STROBE statement: The authors have read the STROBE Statement-checklist of items, and the manuscript was prepared and revised according to the STROBE Statement-checklist of items.
Data sharing statement:
No additional data are available.
Open Access: This article is an open-access article that was selected by an in-house editor and fully peer-reviewed by external reviewers. It is distributed in accordance with the Creative Commons Attribution NonCommercial (CC BY-NC 4.0) license, which permits others to distribute, remix, adapt, build upon this work non-commercially, and license their derivative works on different terms, provided the original work is properly cited and the use is non-commercial. See:
https://creativecommons.org/Licenses/by-nc/4.0/ Corresponding author: Sung-Eun Kim, MD, PhD, Professor, Department of Internal Medicine, Hallym University Sacred Heart Hospital, Hallym University College of Medicine, 22 Gwanpyeong-ro 170 beon-gil, Dongan-gu, Anyang 14068, Gyeonggi-do, South Korea.
sekim@hallym.or.kr
Received: June 23, 2025
Revised: July 29, 2025
Accepted: November 12, 2025
Published online: December 15, 2025
Processing time: 173 Days and 23.8 Hours
BACKGROUND
Citrullination is a post-translational modification mediated by calcium-dependent peptidylarginine deiminases that results in notable changes in protein structure and function. Glial fibrillary acidic protein (GFAP), which is highly vulnerable to peptidylarginine deiminases-mediated modification, has been found to be elevated in activated hepatic stellate cells, with GFAP-positive hepatic stellate cells and myofibroblasts accumulating within and around areas of hepatic fibrosis. Although recent studies have shown that the expression of citrullinated GFAP (cit-GFAP) increases during hepatic fibrosis, its expression pattern and functional roles in hepatocellular carcinoma (HCC) remain unclear.
AIM
To determine whether cit-GFAP expression influences the recurrence and survival of patients undergoing hepatic resection for HCC.
METHODS
We retrospectively analyzed 169 patients with HCC who underwent hepatic resection. Based on the immunohistochemical staining of resected specimens, the enrolled patients were stratified into two groups according to cit-GFAP expression: Low (-/1 +) or high (2 +/3 +) levels of expression. Kaplan-Meier survival curves were constructed to assess overall survival and recurrence-free survival, and comparisons between groups were performed using the log-rank test.
RESULTS
The median follow-up duration was 33 months (range, 1-183). High cit-GFAP expression, identified in 81 patients (48.2%), was significantly associated with male sex, hepatitis B virus positivity, and higher Edmonson-Steiner grade. No associations were found between age, diabetes, hypertension, cirrhosis, Child-Pugh classification, major portal vein invasion, hematological or biochemical parameters, tumor size, or number. Patients exhibiting high cit-GFAP expression demonstrated significantly poorer overall survival. Multivariate Cox analysis identified large tumor size (hazard ratio: 2.967; 95% confidence interval: 1.097-8.024; P = 0.032) and high cit-GFAP expression (hazard ratio: 2.753; 95% confidence interval: 1.015-7.464; P = 0.047) as independent predictors of poor postoperative survival. Although recurrence rates were high in patients with high cit-GFAP expression, the difference was not statistically significant.
CONCLUSION
Following curative resection in patients with HCC, high cit-GFAP expression may serve as a potential prognostic biomarker, although further validation through independent cohort studies is warranted.
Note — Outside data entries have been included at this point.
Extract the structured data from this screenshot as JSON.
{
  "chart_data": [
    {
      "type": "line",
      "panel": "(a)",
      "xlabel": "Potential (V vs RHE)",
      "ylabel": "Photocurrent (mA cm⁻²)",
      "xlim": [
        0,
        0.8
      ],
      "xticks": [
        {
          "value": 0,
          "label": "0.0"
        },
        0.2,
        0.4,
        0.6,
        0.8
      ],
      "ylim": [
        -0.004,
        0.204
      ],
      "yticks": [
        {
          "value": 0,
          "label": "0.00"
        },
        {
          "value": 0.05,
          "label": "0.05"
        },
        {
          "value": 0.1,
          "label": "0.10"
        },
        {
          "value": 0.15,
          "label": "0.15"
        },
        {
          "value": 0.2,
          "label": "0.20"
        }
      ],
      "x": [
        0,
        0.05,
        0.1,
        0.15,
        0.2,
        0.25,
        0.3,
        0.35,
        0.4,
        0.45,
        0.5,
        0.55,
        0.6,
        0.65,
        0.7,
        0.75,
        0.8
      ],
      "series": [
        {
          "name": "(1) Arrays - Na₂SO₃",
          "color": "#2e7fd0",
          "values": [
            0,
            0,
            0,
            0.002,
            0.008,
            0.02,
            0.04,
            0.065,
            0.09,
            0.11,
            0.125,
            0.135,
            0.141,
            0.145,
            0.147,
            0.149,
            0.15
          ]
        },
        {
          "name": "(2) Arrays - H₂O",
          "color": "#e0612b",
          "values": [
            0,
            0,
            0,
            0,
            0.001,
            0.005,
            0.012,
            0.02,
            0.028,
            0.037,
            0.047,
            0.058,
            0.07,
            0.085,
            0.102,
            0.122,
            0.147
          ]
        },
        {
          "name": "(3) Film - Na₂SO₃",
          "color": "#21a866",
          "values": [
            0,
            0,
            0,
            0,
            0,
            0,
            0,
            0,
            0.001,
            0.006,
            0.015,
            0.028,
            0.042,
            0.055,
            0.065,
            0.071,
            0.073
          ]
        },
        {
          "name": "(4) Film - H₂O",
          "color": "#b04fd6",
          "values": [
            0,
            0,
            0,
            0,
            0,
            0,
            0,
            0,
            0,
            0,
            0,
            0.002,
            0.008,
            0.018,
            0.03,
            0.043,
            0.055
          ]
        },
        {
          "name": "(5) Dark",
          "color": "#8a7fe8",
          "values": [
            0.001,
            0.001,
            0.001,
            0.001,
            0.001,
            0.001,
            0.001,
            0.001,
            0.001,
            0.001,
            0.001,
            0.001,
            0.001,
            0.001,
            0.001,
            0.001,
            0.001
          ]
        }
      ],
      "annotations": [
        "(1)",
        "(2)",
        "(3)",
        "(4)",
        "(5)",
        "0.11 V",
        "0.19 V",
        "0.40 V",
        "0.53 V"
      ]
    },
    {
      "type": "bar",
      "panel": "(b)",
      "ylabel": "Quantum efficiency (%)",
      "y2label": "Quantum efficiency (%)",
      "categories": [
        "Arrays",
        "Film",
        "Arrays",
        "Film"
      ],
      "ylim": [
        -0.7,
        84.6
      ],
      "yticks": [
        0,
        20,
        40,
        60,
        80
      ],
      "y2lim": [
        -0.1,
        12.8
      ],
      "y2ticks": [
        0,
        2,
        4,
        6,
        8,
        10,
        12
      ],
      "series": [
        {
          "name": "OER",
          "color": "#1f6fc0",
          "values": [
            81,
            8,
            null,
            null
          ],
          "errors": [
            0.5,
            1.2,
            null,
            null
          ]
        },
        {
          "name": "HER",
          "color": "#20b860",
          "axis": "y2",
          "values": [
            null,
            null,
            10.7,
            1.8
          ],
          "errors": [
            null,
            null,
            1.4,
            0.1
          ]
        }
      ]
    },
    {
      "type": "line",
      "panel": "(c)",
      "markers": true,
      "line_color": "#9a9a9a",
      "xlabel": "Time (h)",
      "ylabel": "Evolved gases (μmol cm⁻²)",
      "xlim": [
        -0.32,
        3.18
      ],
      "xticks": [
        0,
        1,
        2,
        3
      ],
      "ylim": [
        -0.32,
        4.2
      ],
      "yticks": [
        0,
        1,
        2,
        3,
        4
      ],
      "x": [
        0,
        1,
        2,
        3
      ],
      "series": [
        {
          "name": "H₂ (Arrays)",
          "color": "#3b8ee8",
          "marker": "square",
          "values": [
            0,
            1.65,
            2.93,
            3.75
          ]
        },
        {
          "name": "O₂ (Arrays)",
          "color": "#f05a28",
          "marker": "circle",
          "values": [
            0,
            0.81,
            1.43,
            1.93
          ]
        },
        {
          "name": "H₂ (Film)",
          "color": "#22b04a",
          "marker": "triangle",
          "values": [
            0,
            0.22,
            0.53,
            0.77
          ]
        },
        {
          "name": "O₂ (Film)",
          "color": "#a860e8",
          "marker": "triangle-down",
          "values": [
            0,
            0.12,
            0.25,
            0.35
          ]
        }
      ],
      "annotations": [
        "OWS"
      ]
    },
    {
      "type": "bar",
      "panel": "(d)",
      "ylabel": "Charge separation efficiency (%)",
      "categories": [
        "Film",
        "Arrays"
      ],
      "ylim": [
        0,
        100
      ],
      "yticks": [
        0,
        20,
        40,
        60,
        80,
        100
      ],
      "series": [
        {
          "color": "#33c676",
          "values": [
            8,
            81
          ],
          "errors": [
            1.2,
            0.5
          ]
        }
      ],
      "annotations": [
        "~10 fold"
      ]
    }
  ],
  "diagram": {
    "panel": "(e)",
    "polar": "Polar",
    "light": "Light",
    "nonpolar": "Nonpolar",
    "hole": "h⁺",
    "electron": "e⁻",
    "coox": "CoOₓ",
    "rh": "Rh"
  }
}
Core Tip: High citrullinated-glial fibrillary acidic protein (cit-GFAP) expression is significantly associated with increased mortality in patients with hepatocellular carcinoma following surgical resection. Multivariate Cox regression analysis identified larger tumor size and elevated cit-GFAP expression as independent predictors of poor postoperative survival. These findings suggest the potential prognostic value of cit-GFAP levels, although further validation through independent cohort studies is necessary to confirm its clinical utility as a biomarker.